Leopard's dark nature is reflected by the grey colour of the kangaroo skin. His hill and distant horizon intercedes. The eye is drawn to the centre of the void which takes one on a journey through to the light on the other side and back again.
I used blood red Dutch parchment to create the raised horizon, overlayed with green abraided stained Oasis goatskin to form the landscape.
Following on from the Leopardi exhibition the town of Assisi decided to honour their saint with a similar international competition. For this binding I chose very colourful Oasis goatskin, the pink reflecting the colours of the limewash on the town's buildings. The front and back boards show a raised and convex sun and moon. The sun being rough gilded over red stained yellow goatskin. The gold reflects the light. The moon is covered with Dutch transparent vellum over a disk painted ( in luminous paint ) moonscape. In the dark it glows like the moon.
The intersection of the sun and moon is an onlay of green goatskin representing the earth. On top of this is a portrait of the saint himself created out of leather. Above him is a gold tooled symbol of infinity, like a twisted halo. The first image in this series shows the brass tool I constructed especially to do this.
The book is wrapped in a brown chamois and tied with a girdle representing the monk's habit.
This most challenging of bindings took me eleven months (full time) to complete. Gambling, duelling and the duality of life are important themes in the story. During the time I created this work I fully immersed myself in the period. I took to wearing eighteen century clothing (though I was wearing Victorian before that!). I imported a flintlock pistol (special license obtained from the police), and learnt to fire it. The last photo shows a lead ball fired from that pistol. I did not however take up gambling.
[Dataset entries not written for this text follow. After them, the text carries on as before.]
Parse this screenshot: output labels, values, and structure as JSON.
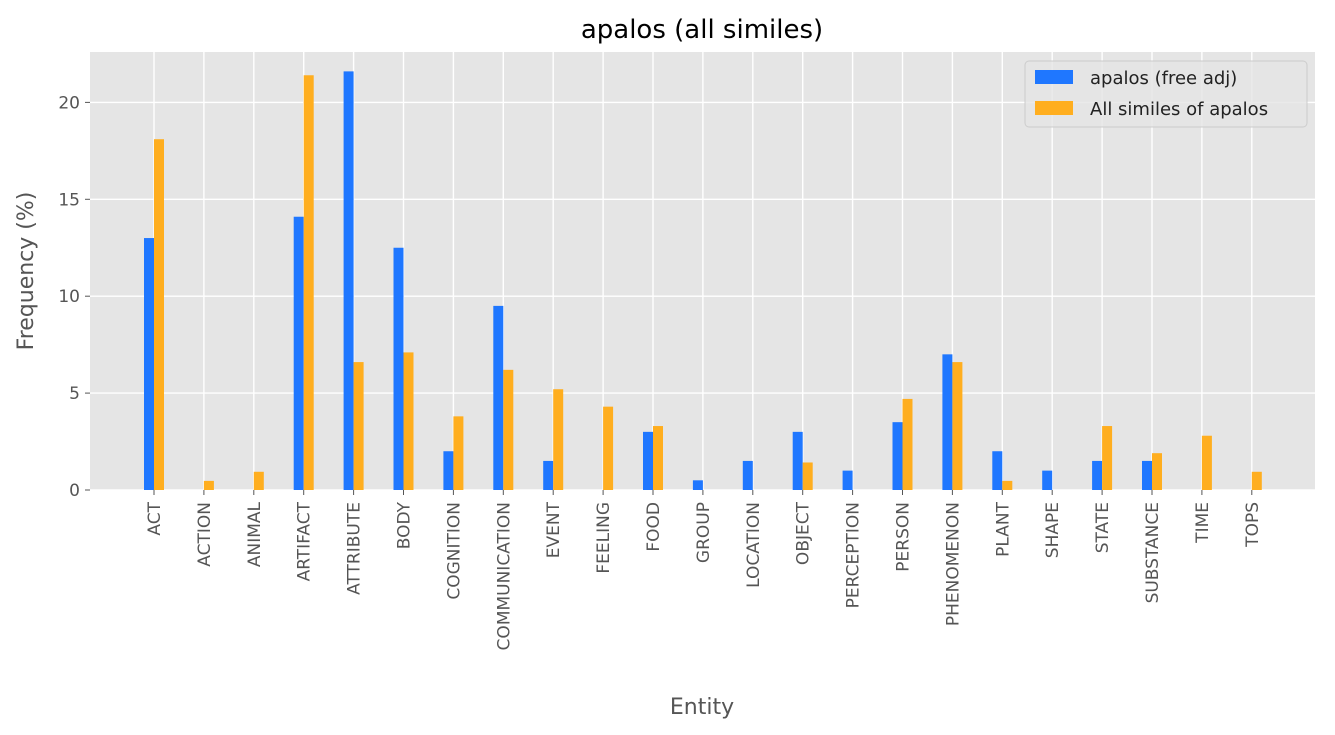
{
  "chart_data": {
    "type": "bar",
    "title": "apalos (all similes)",
    "xlabel": "Entity",
    "ylabel": "Frequency (%)",
    "ylim": [
      0,
      22.6
    ],
    "yticks": [
      0,
      5,
      10,
      15,
      20
    ],
    "grid": true,
    "legend_position": "top-right",
    "categories": [
      "ACT",
      "ACTION",
      "ANIMAL",
      "ARTIFACT",
      "ATTRIBUTE",
      "BODY",
      "COGNITION",
      "COMMUNICATION",
      "EVENT",
      "FEELING",
      "FOOD",
      "GROUP",
      "LOCATION",
      "OBJECT",
      "PERCEPTION",
      "PERSON",
      "PHENOMENON",
      "PLANT",
      "SHAPE",
      "STATE",
      "SUBSTANCE",
      "TIME",
      "TOPS"
    ],
    "series": [
      {
        "name": "apalos (free adj)",
        "color": "#1f77ff",
        "values": [
          13.0,
          0,
          0,
          14.1,
          21.6,
          12.5,
          2.0,
          9.5,
          1.5,
          0,
          3.0,
          0.5,
          1.5,
          3.0,
          1.0,
          3.5,
          7.0,
          2.0,
          1.0,
          1.5,
          1.5,
          0,
          0
        ]
      },
      {
        "name": "All similes of apalos",
        "color": "#ffae1f",
        "values": [
          18.1,
          0.47,
          0.94,
          21.4,
          6.6,
          7.1,
          3.8,
          6.2,
          5.2,
          4.3,
          3.3,
          0,
          0,
          1.42,
          0,
          4.7,
          6.6,
          0.47,
          0,
          3.3,
          1.9,
          2.8,
          0.94
        ]
      }
    ]
  }
}
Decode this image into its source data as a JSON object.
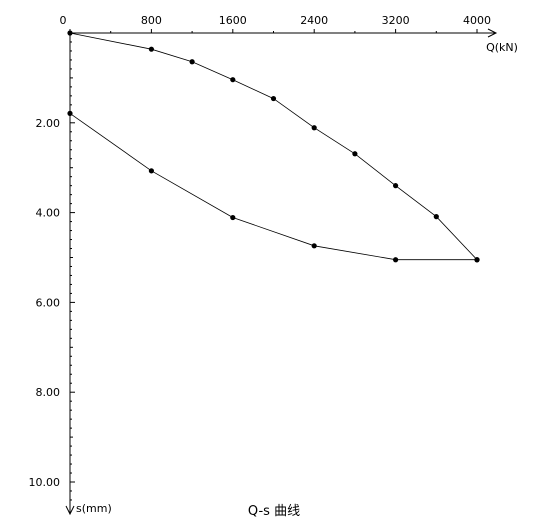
{
  "chart_data": {
    "type": "line",
    "title": "Q-s 曲线",
    "xlabel": "Q(kN)",
    "ylabel": "s(mm)",
    "x_axis_position": "top",
    "y_inverted": true,
    "xlim": [
      0,
      4000
    ],
    "ylim": [
      0,
      10.0
    ],
    "x_ticks": [
      "0",
      "800",
      "1600",
      "2400",
      "3200",
      "4000"
    ],
    "x_tick_values": [
      0,
      800,
      1600,
      2400,
      3200,
      4000
    ],
    "y_ticks": [
      "2.00",
      "4.00",
      "6.00",
      "8.00",
      "10.00"
    ],
    "y_tick_values": [
      2,
      4,
      6,
      8,
      10
    ],
    "grid": false,
    "series": [
      {
        "x": [
          0,
          800,
          1200,
          1600,
          2000,
          2400,
          2800,
          3200,
          3600,
          4000
        ],
        "y": [
          0,
          0.36,
          0.64,
          1.04,
          1.46,
          2.11,
          2.69,
          3.4,
          4.09,
          5.05
        ]
      },
      {
        "x": [
          4000,
          3200,
          2400,
          1600,
          800,
          0
        ],
        "y": [
          5.05,
          5.05,
          4.74,
          4.11,
          3.07,
          1.79
        ]
      }
    ]
  }
}
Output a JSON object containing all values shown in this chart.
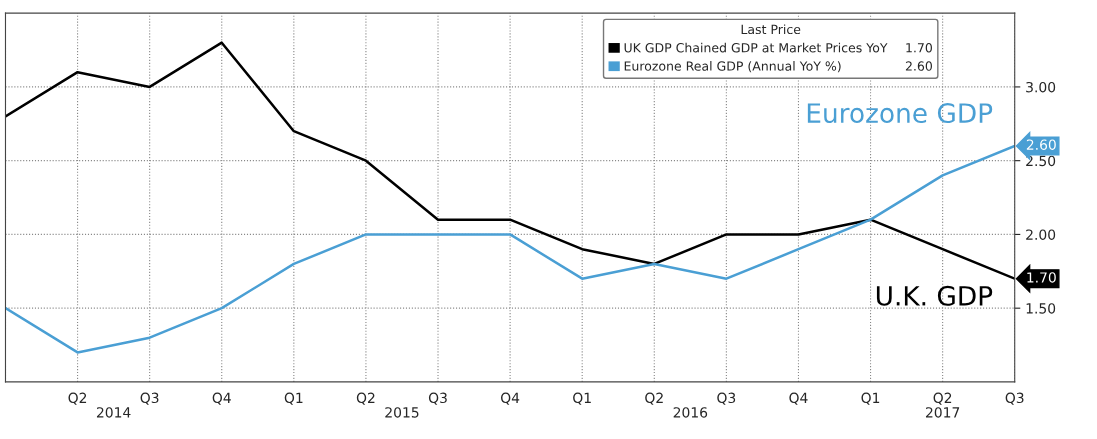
{
  "chart_data": {
    "type": "line",
    "categories": [
      null,
      "Q2",
      "Q3",
      "Q4",
      "Q1",
      "Q2",
      "Q3",
      "Q4",
      "Q1",
      "Q2",
      "Q3",
      "Q4",
      "Q1",
      "Q2",
      "Q3"
    ],
    "series": [
      {
        "name": "UK GDP Chained GDP at Market Prices YoY",
        "color": "#000000",
        "values": [
          2.8,
          3.1,
          3.0,
          3.3,
          2.7,
          2.5,
          2.1,
          2.1,
          1.9,
          1.8,
          2.0,
          2.0,
          2.1,
          1.9,
          1.7
        ],
        "value_labels": [
          null,
          null,
          null,
          null,
          null,
          null,
          null,
          null,
          null,
          null,
          null,
          null,
          null,
          null,
          "1.70"
        ]
      },
      {
        "name": "Eurozone Real GDP (Annual YoY %)",
        "color": "#4a9fd4",
        "values": [
          1.5,
          1.2,
          1.3,
          1.5,
          1.8,
          2.0,
          2.0,
          2.0,
          1.7,
          1.8,
          1.7,
          1.9,
          2.1,
          2.4,
          2.6
        ],
        "value_labels": [
          null,
          null,
          null,
          null,
          null,
          null,
          null,
          null,
          null,
          null,
          null,
          null,
          null,
          null,
          "2.60"
        ]
      }
    ],
    "ylim": [
      1.0,
      3.5
    ],
    "yticks": [
      {
        "value": 1.5,
        "label": "1.50"
      },
      {
        "value": 2.0,
        "label": "2.00"
      },
      {
        "value": 2.5,
        "label": "2.50"
      },
      {
        "value": 3.0,
        "label": "3.00"
      }
    ],
    "legend_title": "Last Price",
    "legend": "top right",
    "grid": true,
    "line_style": "solid",
    "marker": "none",
    "annotations": [
      "2014",
      "2015",
      "2016",
      "2017",
      "U.K. GDP",
      "Eurozone GDP"
    ]
  }
}
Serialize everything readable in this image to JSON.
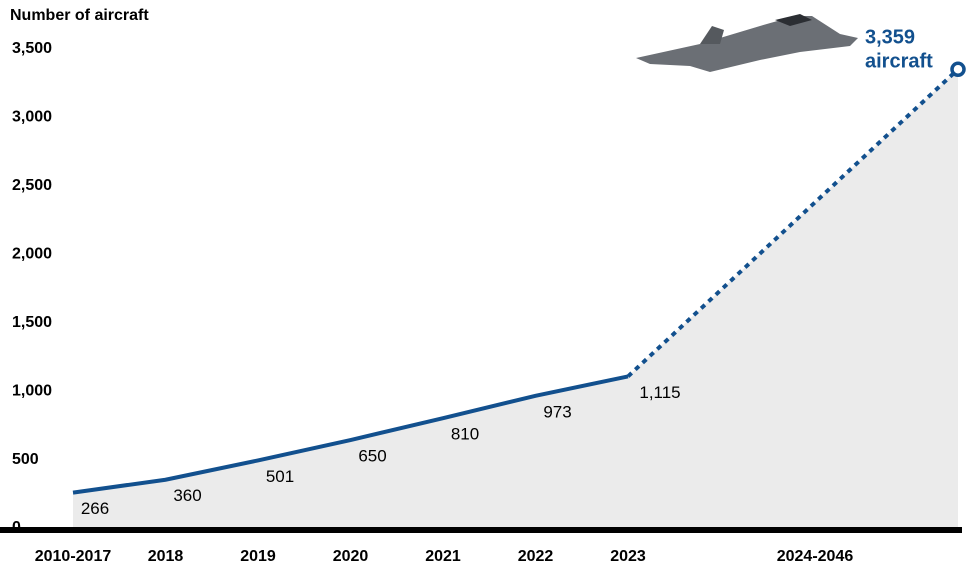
{
  "chart_data": {
    "type": "line",
    "y_axis_label": "Number of aircraft",
    "categories": [
      "2010-2017",
      "2018",
      "2019",
      "2020",
      "2021",
      "2022",
      "2023",
      "2024-2046"
    ],
    "values": [
      266,
      360,
      501,
      650,
      810,
      973,
      1115,
      3359
    ],
    "value_labels": [
      "266",
      "360",
      "501",
      "650",
      "810",
      "973",
      "1,115",
      "3,359"
    ],
    "end_annotation": "aircraft",
    "dashed_from": "2023",
    "color": "#12508e",
    "area_color": "#ebebeb",
    "ylim": [
      0,
      3500
    ],
    "yticks": [
      0,
      500,
      {
        "value": 1000,
        "label": "1,000"
      },
      {
        "value": 1500,
        "label": "1,500"
      },
      {
        "value": 2000,
        "label": "2,000"
      },
      {
        "value": 2500,
        "label": "2,500"
      },
      {
        "value": 3000,
        "label": "3,000"
      },
      {
        "value": 3500,
        "label": "3,500"
      }
    ]
  }
}
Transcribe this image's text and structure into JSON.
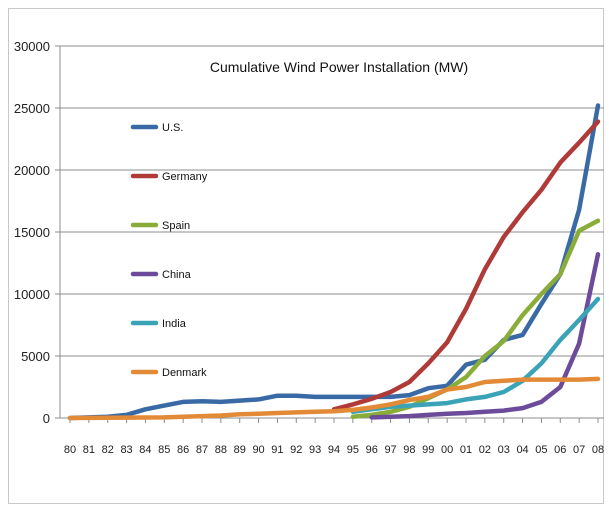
{
  "chart_data": {
    "type": "line",
    "title": "Cumulative Wind Power Installation (MW)",
    "xlabel": "",
    "ylabel": "",
    "ylim": [
      0,
      30000
    ],
    "yticks": [
      "0",
      "5000",
      "10000",
      "15000",
      "20000",
      "25000",
      "30000"
    ],
    "categories": [
      "80",
      "81",
      "82",
      "83",
      "84",
      "85",
      "86",
      "87",
      "88",
      "89",
      "90",
      "91",
      "92",
      "93",
      "94",
      "95",
      "96",
      "97",
      "98",
      "99",
      "00",
      "01",
      "02",
      "03",
      "04",
      "05",
      "06",
      "07",
      "08"
    ],
    "grid": true,
    "legend_position": "left",
    "series": [
      {
        "name": "U.S.",
        "color": "#3a6aa6",
        "values": [
          0,
          50,
          100,
          250,
          700,
          1000,
          1300,
          1350,
          1300,
          1400,
          1500,
          1800,
          1800,
          1700,
          1700,
          1700,
          1700,
          1700,
          1850,
          2400,
          2600,
          4300,
          4700,
          6300,
          6700,
          9200,
          11600,
          16800,
          25200
        ]
      },
      {
        "name": "Germany",
        "color": "#b03a38",
        "values": [
          null,
          null,
          null,
          null,
          null,
          null,
          null,
          null,
          null,
          null,
          null,
          null,
          null,
          null,
          700,
          1100,
          1550,
          2100,
          2900,
          4400,
          6100,
          8800,
          12000,
          14600,
          16600,
          18400,
          20600,
          22200,
          23900
        ]
      },
      {
        "name": "Spain",
        "color": "#8aad3a",
        "values": [
          null,
          null,
          null,
          null,
          null,
          null,
          null,
          null,
          null,
          null,
          null,
          null,
          null,
          null,
          null,
          100,
          250,
          500,
          900,
          1600,
          2300,
          3300,
          5000,
          6200,
          8300,
          10000,
          11600,
          15100,
          15900
        ]
      },
      {
        "name": "China",
        "color": "#6c4c9a",
        "values": [
          null,
          null,
          null,
          null,
          null,
          null,
          null,
          null,
          null,
          null,
          null,
          null,
          null,
          null,
          null,
          null,
          50,
          100,
          150,
          250,
          350,
          400,
          500,
          600,
          800,
          1300,
          2500,
          6000,
          13200
        ]
      },
      {
        "name": "India",
        "color": "#3aa3b8",
        "values": [
          null,
          null,
          null,
          null,
          null,
          null,
          null,
          null,
          null,
          null,
          null,
          null,
          null,
          null,
          null,
          500,
          700,
          900,
          1000,
          1100,
          1200,
          1500,
          1700,
          2100,
          3000,
          4400,
          6300,
          7900,
          9600
        ]
      },
      {
        "name": "Denmark",
        "color": "#e38a36",
        "values": [
          0,
          10,
          20,
          30,
          40,
          50,
          100,
          150,
          200,
          300,
          350,
          400,
          450,
          500,
          550,
          650,
          850,
          1100,
          1450,
          1700,
          2300,
          2500,
          2900,
          3000,
          3100,
          3100,
          3100,
          3100,
          3150
        ]
      }
    ]
  }
}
The person who commissioned it forbade me to read Thackery's novel so that the only influences on me would be those taken from Stanley Kubrick's film of the
book. I watched the film dozens of times.
Along with the novel there was a set of prints especially commissioned from a Melbourne artist. So the final work has two parts. One is the novel, the other, though externally identical , is in fact a case. To do this I had to invent a new type of binding for the book. I created a reverse sewn block with a square spine attached tongue in slot that actually opens. The case has a drawer which opens to reveal the book of prints. The prints are bound without adhesive in a modern style with exposed sewing on limp red goatskin.
The box which holds them both I designed and had made out of Perspex.
Because I was drawing inspiration from a film I wanted to suggest the seeing of things through a transparent medium. The slipcase is clear. Built into the front and back boards of the novel and on the case, are Dutch transparent vellum windows. This creates a feeling of looking through a film into the words and images, within.
Drawing on the themes of duality of light and dark the front boards are light, the rear dark. The male is leather , the female suede (a darker shade of leather reversed ).
The front boards show Barry as an Irish (hence the shamrock shaped window) opportunist in an English uniform. The jack is a knave, and the club is a shamrock. The rear board shows him as an embittered press-ganged Prussian soldier , with the window in the shape of a Prussian Maltese cross. Countess Lyndon appears on the front board as an object of desire, the Queen of Hearts. On the rear she is shown broken, discarded, finding solace in her Christianity.
The spines have still images of two significant moment from the film, hand-painted and set beneath transparent velum. The spine on the case is of the moment when he gains her heart, the spine of novel shows Barry passing through the landscape, appearing, passing through and then gone.